While Kenny started her role as a teaching artist with ARTS following the COVID-19 lockdown, her history with the non-profit started 13 years ago. She initially attended San Diego MET high school located in Mesa College, which provided students with twice-weekly internships tailored to their interests. While interning, Kenny also worked at ARTS, teaching children with autism or behavioral issues up to three classes a day.


“I just remember watching this one child who had sensory issues…he was drawing an excavator, and spelling out excavator, and just was super fascinated with excavators; he didn’t really vibe with me because I was a new person to him. But then, one of his counselors that came with them came over and told him, ‘Oh, how beautiful; that’s so good,’ and this kid’s face lit up like I’ve never seen…” Kenny said.


“I had to step away from the class and I went out to the back stairs and bawled my eyes out. I couldn’t believe I could be a part of something like this – even a little kid like me, who was running around, tagging and being crazy, because that was part of my environment when I was growing up – that whole day just shifted everything else,” Kenny said.


Kenny’s co-teacher for the ARTS 4 Justice program is Rob Tobin, her teacher at ARTS when she was 14-years-old. Tobin, also a full-time artist, still works with many of the youth he originally mentored as artistic partners for various projects outside. When Kenny moved back to San Diego, Tobin was the person who had persuaded her to join ARTS as a teaching artist.


Photo by Joshua Silla.

“It’s amazing that she was able to find us and [that we found her] as an internship to give her direction in life. I think she’s taken full advantage of it,” Tobin said. “She’s used her creativity to overcome and form her own amazing life. She’s a great friend and almost-family member.”


One of Kenny’s memorable moments with ARTS happened later on in her internship that later led to her job as a full-time artist. ARTS provided opportunities to youth in the form of monthly art galleries that encouraged artistic exploration and monetary gain; she participated in an art gallery show in Liberty Station. With the profit from an almost sold out art show her senior year, Kenny was able to financially support herself in going to college in Oakland.

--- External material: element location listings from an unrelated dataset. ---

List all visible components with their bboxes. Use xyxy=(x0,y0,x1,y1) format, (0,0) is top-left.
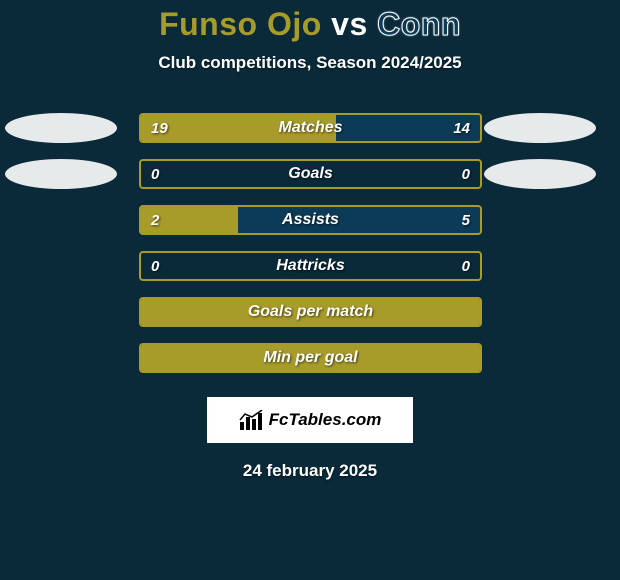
container: Funso Ojo vs Conn Club competitions, Sea… xyxy=(0,0,620,580)
stat-row: 00Goals xyxy=(0,159,620,189)
stat-row: Min per goal xyxy=(0,343,620,373)
stat-label: Assists xyxy=(141,207,480,233)
stat-bar: 1914Matches xyxy=(139,113,482,143)
stat-label: Hattricks xyxy=(141,253,480,279)
stat-bar: 00Hattricks xyxy=(139,251,482,281)
title-vs: vs xyxy=(331,6,368,42)
player1-marker xyxy=(5,113,117,143)
chart-icon xyxy=(239,410,263,430)
player1-marker xyxy=(5,159,117,189)
player2-marker xyxy=(484,159,596,189)
branding-badge: FcTables.com xyxy=(207,397,413,443)
page-title: Funso Ojo vs Conn xyxy=(0,6,620,43)
branding-text: FcTables.com xyxy=(269,410,382,430)
stat-bar: Goals per match xyxy=(139,297,482,327)
stat-label: Matches xyxy=(141,115,480,141)
player2-marker xyxy=(484,113,596,143)
stat-bar: 25Assists xyxy=(139,205,482,235)
stat-row: 1914Matches xyxy=(0,113,620,143)
stat-bar: Min per goal xyxy=(139,343,482,373)
stat-bar: 00Goals xyxy=(139,159,482,189)
stat-row: 00Hattricks xyxy=(0,251,620,281)
stat-row: 25Assists xyxy=(0,205,620,235)
title-player1: Funso Ojo xyxy=(159,6,322,42)
stat-label: Goals per match xyxy=(141,299,480,325)
title-player2: Conn xyxy=(377,6,461,42)
subtitle: Club competitions, Season 2024/2025 xyxy=(0,53,620,73)
stat-label: Goals xyxy=(141,161,480,187)
date-text: 24 february 2025 xyxy=(0,461,620,481)
stats-comparison: 1914Matches 00Goals 25Assists 00Hattricks Go… xyxy=(0,113,620,381)
stat-label: Min per goal xyxy=(141,345,480,371)
stat-row: Goals per match xyxy=(0,297,620,327)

Kenny exclaimed, “There’s nothing better when you’re a kid who’s just falling into their style of art than to see it up on the wall with a price tag and a red dot. I said, ‘Oh my God, I sold something,’ like ‘I could do this. This is awesome!’...I mean – how much better of a memory could that be?”


While a career outside of ARTS has always been at the back of her mind, Kenny’s passion for inspiration through education, something gained by half of her life being spent at ARTS, has taught her to be grateful for the impact she leaves on her students and to continue to explore creatively. Her planetary zine lesson is her first ever attempt at making a zine with her JCCS students.


Although not as logistically ambitious as they were originally, ARTS 4 Justice classes and sessions for JCCS students are still largely transformative in the way they were originally for Kenny. In ways she was also guided through as a youth, Kenny takes her opportunity to teach and uses it to guide her students towards a less destructive path than the ones they are currently on.


“I would sit down, be able to create something and have complete control over something; that’s what I like to do with the kids,” Kenny said. “This is your clay. I’m not going to tell you what to do with it, as long as you’re not being inappropriate. Mold this into whatever – you can pinch it, punch it, pull it – whatever. But this is yours, so have it.”


Kenny continued, “I think it’s pretty incredible what these kids can do when they’re not dealing with all their baggage or all the prejudice against them, or stereotypes against them and all these things that they’re having to take in when they’re walking around in the world; and they get to just ‘be’ for a little bit.”